É preciso muita ousadia para escrever um livro assim. O original, em inglês, chama-se The Lovely Bones, ou "Os ossos adoráveis", numa tradução bem livre. Ossos não são adoráveis, a não ser que a protagonista seja uma paleontóloga. Mas a narradora desta história tem apenas 14 anos e sonhava ser fotógrafa enquanto ainda tinha toda a vida pela frente. O livro é em si uma contradição: cheio de humor e esperança, apesar de ter como pontapé inicial o estupro e assassinato de uma adolescente. 
Os "ossos" do título em inglês não são os restos de Susie, a menininha que conta a história depois de morta. São a estrutura sobre a qual a vida é construída. É uma idéia abstrata, positiva e ousada a medida em que é quaseum clichê, mas virado de pernas para o ar. Outra audácia é a de colocar Susie Salmon no céu. Sim, é para cima que vai nossa protagonista. E é para baixo que ela olha, com olhos atentos, enquanto conta a história de sua família, agora traumatizada, de como seu assassino planeja os detalhes minuciosamente para não ser descoberto, de como a polícia não tem nenhuma pista sobre como chegar a ele.
Susie Salmon conta sua saga em primeira pessoa, com todo o calor e o envolvimento e a parcialidade de uma história narrada assim. Mas, como está no céu, também tem a liberdade de uma narradora onisciente e acesso a coisas que nunca veria ou saberia de qualquer outro ponto de vista. Então sabe dos sentimentos inadequados que sua mãe começa a ter depois da morte da filha, o jeito desesperado como seu pai começa a agir, a vergonha de sua irmã mais nova, que agora é a garota mais popular e ao mesmo tempo mais rejeitada do colégio, e o desnorteamento de seu irmãozinho de 4 anos, que simplesmente quer ver os pais pararem de chorar e saber quando sua irmã mais velha chega "de viagem". 
O início da história se dá no inverno de 1973. Antes, portanto, da descoberta do DNA, quando uma gota de sangue e um fio de cabelo ainda não eram suficientes para desvendar um mistério. O que foi um grande passo para a humanidade não representa necessariamente uma esperança para as artes. O que seriam dos livros de Raymond Chandler, dos filmes de Alfred Hitchcock e das peças de Frederick Knott na era do DNA?
Mas não é justiça o que busca Alice Sebold, a autora do livro. Não nesta obra. Aqui, é o pai da menininha morta, Jack Salmon, e o chefe da polícia local, Len Fenerman, os que mais querem vingança. A própria autora, que com a publicação deste livro, seu primeiro romance, virou celebridade nos EUA (Uma Vida Interrompida foi o livro de ficção mais vendido nos EUA em 2002, com 1,5 milhão de cópias) e alcança agora sucesso mundial (os direitos do romance já foram vendidos para mais de vinte países), só queria contar uma boa história. 

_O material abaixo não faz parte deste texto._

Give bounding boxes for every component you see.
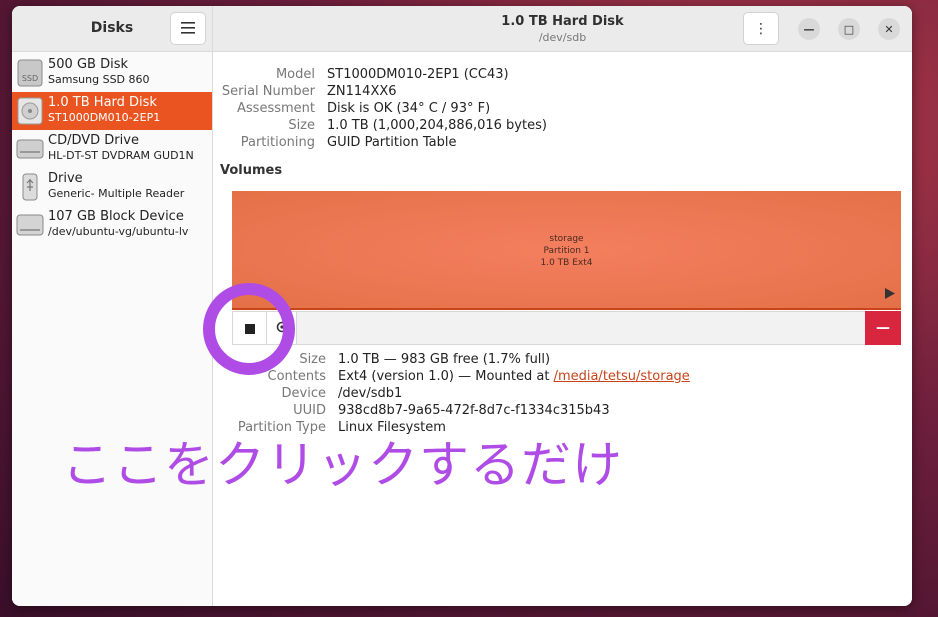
vol-row-uuid: UUID 938cd8b7-9a65-472f-8d7c-f1334c315b43 — [213, 402, 690, 419]
partition-name: storage — [549, 234, 584, 244]
disk-name: Drive — [48, 171, 83, 186]
partition-label: storage Partition 1 1.0 TB Ext4 — [232, 233, 901, 269]
vol-row-device: Device/dev/sdb1 — [213, 385, 690, 402]
delete-partition-button[interactable]: — — [865, 311, 901, 345]
partition-desc: 1.0 TB Ext4 — [540, 258, 593, 268]
play-icon — [885, 284, 895, 303]
maximize-button[interactable]: □ — [838, 18, 860, 40]
drive-options-button[interactable]: ⋮ — [743, 12, 779, 45]
volume-toolbar: — — [232, 311, 901, 345]
drive-info: Model ST1000DM010-2EP1 (CC43) Serial Numb… — [213, 66, 547, 151]
info-row-serial: Serial Number ZN114XX6 — [213, 83, 547, 100]
partition-block[interactable]: storage Partition 1 1.0 TB Ext4 — [232, 191, 901, 310]
info-value: ST1000DM010-2EP1 (CC43) — [327, 67, 509, 82]
close-icon: ✕ — [884, 22, 894, 36]
volumes-heading: Volumes — [220, 163, 283, 178]
main-header: 1.0 TB Hard Disk /dev/sdb ⋮ — □ ✕ — [213, 6, 912, 52]
info-row-size: Size 1.0 TB (1,000,204,886,016 bytes) — [213, 117, 547, 134]
maximize-icon: □ — [843, 22, 855, 36]
sidebar-header: Disks — [12, 6, 212, 52]
disk-subtitle: ST1000DM010-2EP1 — [48, 111, 161, 124]
optical-drive-icon — [16, 134, 44, 164]
info-label: Model — [275, 67, 315, 82]
kebab-icon: ⋮ — [754, 20, 768, 37]
disk-item-block-device[interactable]: 107 GB Block Device /dev/ubuntu-vg/ubunt… — [12, 206, 212, 244]
disk-item-drive[interactable]: Drive Generic- Multiple Reader — [12, 168, 212, 206]
info-value: 1.0 TB (1,000,204,886,016 bytes) — [327, 118, 547, 133]
hamburger-icon — [181, 20, 195, 38]
disk-subtitle: Generic- Multiple Reader — [48, 187, 185, 200]
disk-subtitle: HL-DT-ST DVDRAM GUD1N — [48, 149, 194, 162]
main-panel: 1.0 TB Hard Disk /dev/sdb ⋮ — □ ✕ Model S… — [213, 6, 912, 606]
disk-name: 500 GB Disk — [48, 57, 128, 72]
block-device-icon — [16, 210, 44, 240]
disk-name: CD/DVD Drive — [48, 133, 139, 148]
disks-window: Disks SSD 500 GB Disk Samsung SSD 860 1.… — [12, 6, 912, 606]
info-row-model: Model ST1000DM010-2EP1 (CC43) — [213, 66, 547, 83]
vol-row-contents: Contents Ext4 (version 1.0) — Mounted at … — [213, 368, 690, 385]
info-row-assessment: Assessment Disk is OK (34° C / 93° F) — [213, 100, 547, 117]
disk-list: SSD 500 GB Disk Samsung SSD 860 1.0 TB H… — [12, 54, 212, 244]
highlight-ring — [203, 283, 295, 375]
sidebar: Disks SSD 500 GB Disk Samsung SSD 860 1.… — [12, 6, 213, 606]
vol-value: Ext4 (version 1.0) — Mounted at — [338, 369, 554, 384]
partition-number: Partition 1 — [543, 246, 590, 256]
info-label: Partitioning — [240, 135, 315, 150]
vol-value: 1.0 TB — 983 GB free (1.7% full) — [338, 352, 551, 367]
info-label: Serial Number — [221, 84, 315, 99]
usb-drive-icon — [16, 172, 44, 202]
annotation-text: ここをクリックするだけ — [62, 436, 623, 494]
disk-item-500gb[interactable]: SSD 500 GB Disk Samsung SSD 860 — [12, 54, 212, 92]
vol-label: UUID — [293, 403, 326, 418]
close-button[interactable]: ✕ — [878, 18, 900, 40]
vol-value: /dev/sdb1 — [338, 386, 403, 401]
svg-text:SSD: SSD — [22, 74, 38, 83]
disk-item-cd-dvd[interactable]: CD/DVD Drive HL-DT-ST DVDRAM GUD1N — [12, 130, 212, 168]
disk-name: 1.0 TB Hard Disk — [48, 95, 157, 110]
minimize-icon: — — [803, 22, 815, 36]
disk-name: 107 GB Block Device — [48, 209, 184, 224]
ssd-icon: SSD — [16, 58, 44, 88]
main-menu-button[interactable] — [170, 12, 206, 45]
disk-subtitle: Samsung SSD 860 — [48, 73, 150, 86]
info-label: Size — [288, 118, 315, 133]
vol-value: 938cd8b7-9a65-472f-8d7c-f1334c315b43 — [338, 403, 610, 418]
info-label: Assessment — [237, 101, 315, 116]
info-value: ZN114XX6 — [327, 84, 397, 99]
disk-item-1tb[interactable]: 1.0 TB Hard Disk ST1000DM010-2EP1 — [12, 92, 212, 130]
info-value: GUID Partition Table — [327, 135, 457, 150]
mount-point-link[interactable]: /media/tetsu/storage — [554, 369, 690, 384]
info-row-partitioning: Partitioning GUID Partition Table — [213, 134, 547, 151]
minus-icon: — — [876, 320, 890, 336]
hard-disk-icon — [16, 96, 44, 126]
info-value: Disk is OK (34° C / 93° F) — [327, 101, 491, 116]
volume-info: Size 1.0 TB — 983 GB free (1.7% full) Con… — [213, 351, 690, 436]
disk-subtitle: /dev/ubuntu-vg/ubuntu-lv — [48, 225, 189, 238]
minimize-button[interactable]: — — [798, 18, 820, 40]
vol-label: Device — [281, 386, 326, 401]
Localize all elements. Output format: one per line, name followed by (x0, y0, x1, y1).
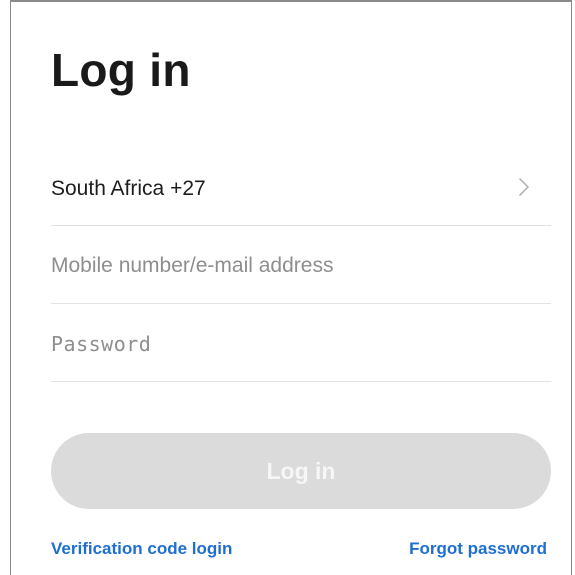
country-code-label: South Africa +27 (51, 177, 206, 200)
forgot-password-link[interactable]: Forgot password (409, 540, 547, 557)
login-screen: Log in South Africa +27 Log in Verificat… (10, 0, 572, 575)
login-button[interactable]: Log in (51, 433, 551, 509)
chevron-right-icon (519, 178, 529, 196)
account-field-row (51, 228, 551, 304)
page-title: Log in (51, 44, 191, 96)
verification-code-login-link[interactable]: Verification code login (51, 540, 232, 557)
country-code-selector[interactable]: South Africa +27 (51, 150, 551, 226)
password-input[interactable] (51, 326, 531, 362)
account-input[interactable] (51, 248, 531, 284)
password-field-row (51, 306, 551, 382)
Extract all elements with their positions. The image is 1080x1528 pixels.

A escolha do tema, no entanto, tem a ver com a sua vida. Nascida em Madison, Estado do Wisconsin, em 1963, Alice Sebold se parece com a atriz australiana Cate Blanchett, só que morena e mais madura. Hoje em dia, fala com serenidade sobre o processo que a levou a escrever este romance. Mas não foi sempre assim. 
Aos 19 anos, quando estava no primeiro ano da faculdade e ainda sonhava ser poeta, foi estuprada em ura beco do campus da universidade. Ao chegar à delegacia, machucada, assustada e não mais virgem, ouviu de um dos investigadores que várias mulheres haviam sido estupradas e mortas no mesmo beco antes dela. Em comparação, disse que ela tinha muita sorte, "Lucky" é sortuda em inglês e é também o nome do livro que Alice Sebold escreveu contando sua própria história. Lucky: a memoir, ou "Sortuda: uma história real" (de novo em tradução bem livre), foi lançado em 1999, dois anos antes deste. 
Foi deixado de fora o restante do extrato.